If they deliver the goods, the economic ramifications will be significant. But then so will the resulting breakthroughs in battery technology.
Despite our ever-increasing addiction to battery-powered gizmos, current technologies are seriously limited. My laptop and cell-phone (and this morning, my e-book) constantly seem to die at most inopportune moments. And remembering to recharge the 1001 things in my life that depend on batteries (while working out which recharger goes with which device) is a time-suck I could easily live without.
No question, personal electronics are desperately in need of a major battery upgrade.
But that’s small fry compared to the challenges of developing usable batteries for power-hungry cars.

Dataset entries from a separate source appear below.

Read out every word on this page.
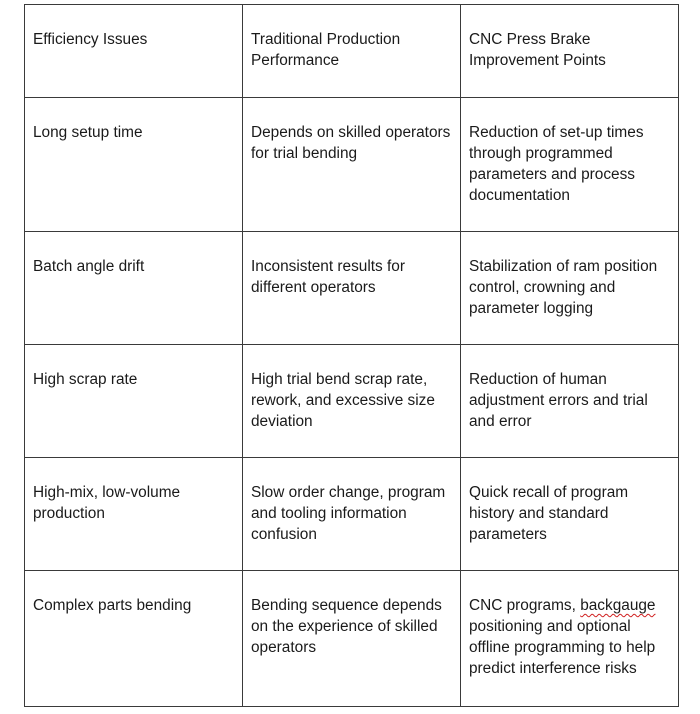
Efficiency Issues	Traditional Production Performance	CNC Press Brake Improvement Points
Long setup time	Depends on skilled operators for trial bending	Reduction of set-up times through programmed parameters and process documentation
Batch angle drift	Inconsistent results for different operators	Stabilization of ram position control, crowning and parameter logging
High scrap rate	High trial bend scrap rate, rework, and excessive size deviation	Reduction of human adjustment errors and trial and error
High-mix, low-volume production	Slow order change, program and tooling information confusion	Quick recall of program history and standard parameters
Complex parts bending	Bending sequence depends on the experience of skilled operators	CNC programs, backgauge positioning and optional offline programming to help predict interference risks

The problem is, it’s hard to get electricity into batteries fast; hard to get it out again; and once you’ve got a lot of it in there, hard to prevent the battery having a melt-down—remember the stories of igniting/exploding PC batteries? These are tractable problems for the small stuff—cell phones and the like—but they present enormous obstacles to scaling up batteries large enough to power cars.
Yet developing battery-powered cars makes a lot of sense… It reduces reliance on highly-refined fossil fuels. It has the potential to even out electricity demands—essentially using batteries as an energy-buffer. It enables Prius-like energy-recovery while driving. And it relocates a harmful source of pollution (tailpipe emissions) to where it can be better managed—at the power station.

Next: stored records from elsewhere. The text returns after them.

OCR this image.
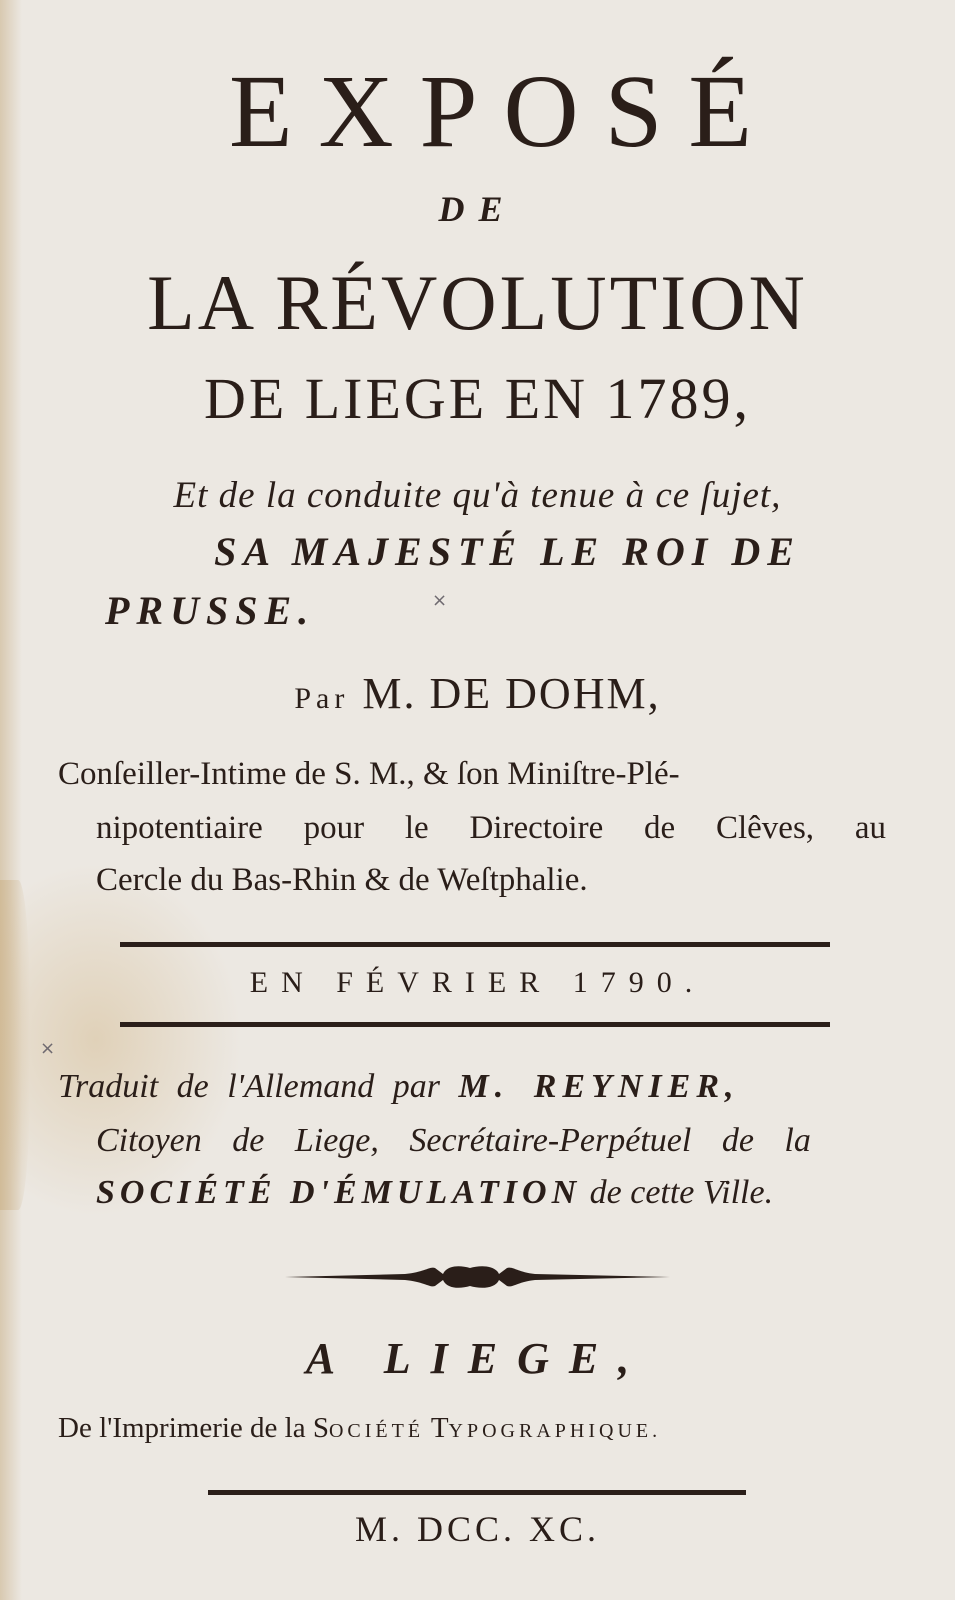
EXPOSÉ
DE
LA RÉVOLUTION
DE LIEGE EN 1789,
Et de la conduite qu'à tenue à ce ſujet,
SA MAJESTÉ LE ROI DE
PRUSSE.	×
Par M. DE DOHM,
Conſeiller-Intime de S. M., & ſon Miniſtre-Plé-
nipotentiaire pour le Directoire de Clêves, au
Cercle du Bas-Rhin & de Weſtphalie.
EN FÉVRIER 1790.
×
Traduit de l'Allemand par M. REYNIER,
Citoyen de Liege, Secrétaire-Perpétuel de la
SOCIÉTÉ D'ÉMULATION de cette Ville.
A LIEGE,
De l'Imprimerie de la SOCIÉTÉ TYPOGRAPHIQUE.
M. DCC. XC.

The good news is that emerging technologies like nanotechnology are providing solutions to at least some of the challenges being faced in developing advanced batteries. Lithium ion batteries in particular are benefiting from electrodes engineered with nanometer-scale structures, which decrease charging time and increase power output, while improving battery safety. Companies like A123 and Altairnano are already exploiting nanotechnology-based developments in advanced batteries. And anecdotally, experts suspect that the performance of most high-end laptop batteries already depend on the use of carbon nanotubes in the electrodes.

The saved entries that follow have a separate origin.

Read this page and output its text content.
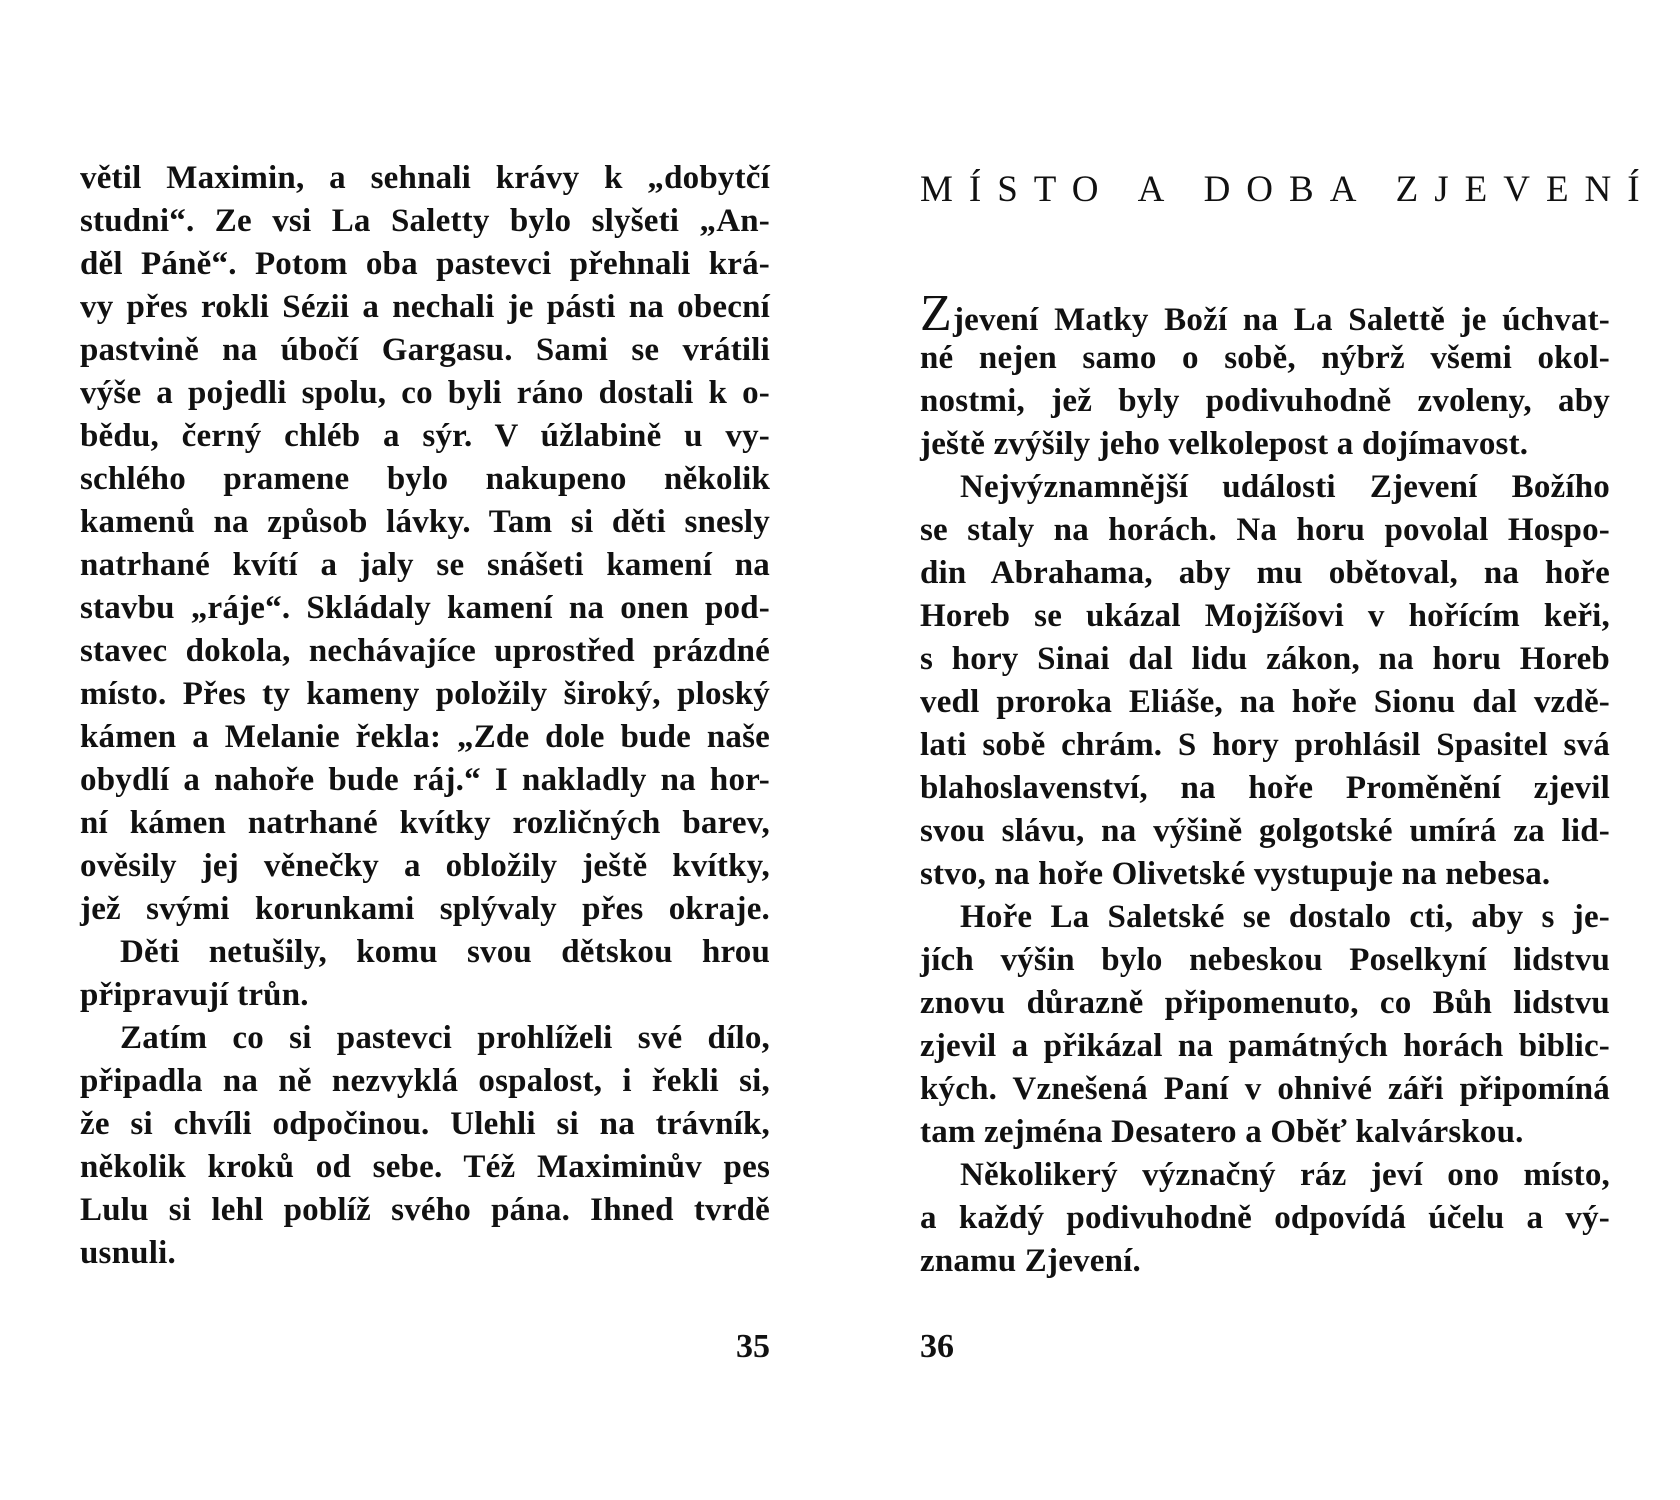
větil Maximin, a sehnali krávy k „dobytčí
studni“. Ze vsi La Saletty bylo slyšeti „An-
děl Páně“. Potom oba pastevci přehnali krá-
vy přes rokli Sézii a nechali je pásti na obecní
pastvině na úbočí Gargasu. Sami se vrátili
výše a pojedli spolu, co byli ráno dostali k o-
bědu, černý chléb a sýr. V úžlabině u vy-
schlého pramene bylo nakupeno několik
kamenů na způsob lávky. Tam si děti snesly
natrhané kvítí a jaly se snášeti kamení na
stavbu „ráje“. Skládaly kamení na onen pod-
stavec dokola, nechávajíce uprostřed prázdné
místo. Přes ty kameny položily široký, ploský
kámen a Melanie řekla: „Zde dole bude naše
obydlí a nahoře bude ráj.“ I nakladly na hor-
ní kámen natrhané kvítky rozličných barev,
ověsily jej věnečky a obložily ještě kvítky,
jež svými korunkami splývaly přes okraje.
Děti netušily, komu svou dětskou hrou
připravují trůn.
Zatím co si pastevci prohlíželi své dílo,
připadla na ně nezvyklá ospalost, i řekli si,
že si chvíli odpočinou. Ulehli si na trávník,
několik kroků od sebe. Též Maximinův pes
Lulu si lehl poblíž svého pána. Ihned tvrdě
usnuli.
35
MÍSTO A DOBA ZJEVENÍ
Zjevení Matky Boží na La Salettě je úchvat-
né nejen samo o sobě, nýbrž všemi okol-
nostmi, jež byly podivuhodně zvoleny, aby
ještě zvýšily jeho velkolepost a dojímavost.
Nejvýznamnější události Zjevení Božího
se staly na horách. Na horu povolal Hospo-
din Abrahama, aby mu obětoval, na hoře
Horeb se ukázal Mojžíšovi v hořícím keři,
s hory Sinai dal lidu zákon, na horu Horeb
vedl proroka Eliáše, na hoře Sionu dal vzdě-
lati sobě chrám. S hory prohlásil Spasitel svá
blahoslavenství, na hoře Proměnění zjevil
svou slávu, na výšině golgotské umírá za lid-
stvo, na hoře Olivetské vystupuje na nebesa.
Hoře La Saletské se dostalo cti, aby s je-
jích výšin bylo nebeskou Poselkyní lidstvu
znovu důrazně připomenuto, co Bůh lidstvu
zjevil a přikázal na památných horách biblic-
kých. Vznešená Paní v ohnivé záři připomíná
tam zejména Desatero a Oběť kalvárskou.
Několikerý význačný ráz jeví ono místo,
a každý podivuhodně odpovídá účelu a vý-
znamu Zjevení.
36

There’s still some way to go before this technology matures to the point where electric cars make sense on a grand scale. But that day is coming. And by all accounts China will be in the lead when it does. China is already a major player in the field of nanotechnology (see last week’s piece by Tom Mackenzie in The Guardian for instance), and has the capacity to focus research and development resources where they are most likely to deliver the goods.
The end result probably doesn’t bode well for an ailing US car industry which is still struggling to readjust to a world where smaller, lighter, greener are the order of the day (even the much-touted Chevy Volt still looks like old ideas dressed in new technology). But a push by China to develop technologically and economically viable electric cars could stimulate world-wide development of battery technologies that leads to a reduced dependence on fossil fuels, and a smaller overall environmental footprint.
That would certainly be good news.
And as a spin-off, there’s a chance that we might finally get batteries for our laptops, cell phones and e-books that don’t die when we need the most. Now that would be progress indeed!
Footnotes
While writing this, there was some discussion on the NYT article and batteries in general on Twitter. I particularly wanted to acknowledge helpful comments and links from @joergheber (esp. on wireless power transfer), @quantum_tunnel (re-engineering batteries) and @crc2008 (for the link to the Lightning Car Company) – thanks guys.
It really does seem that there hasn’t been the same pressure on developing battery technology as there has been on processing tech.
In the time it’s taken us to go from the 386 Intel chip to to power of the iPhone, battery capacity, recharge cycles, and recharge time have barely doubled.
Any competition on this front can only be a good thing – it’s just as you say, some economies other than ours might benefit from it first.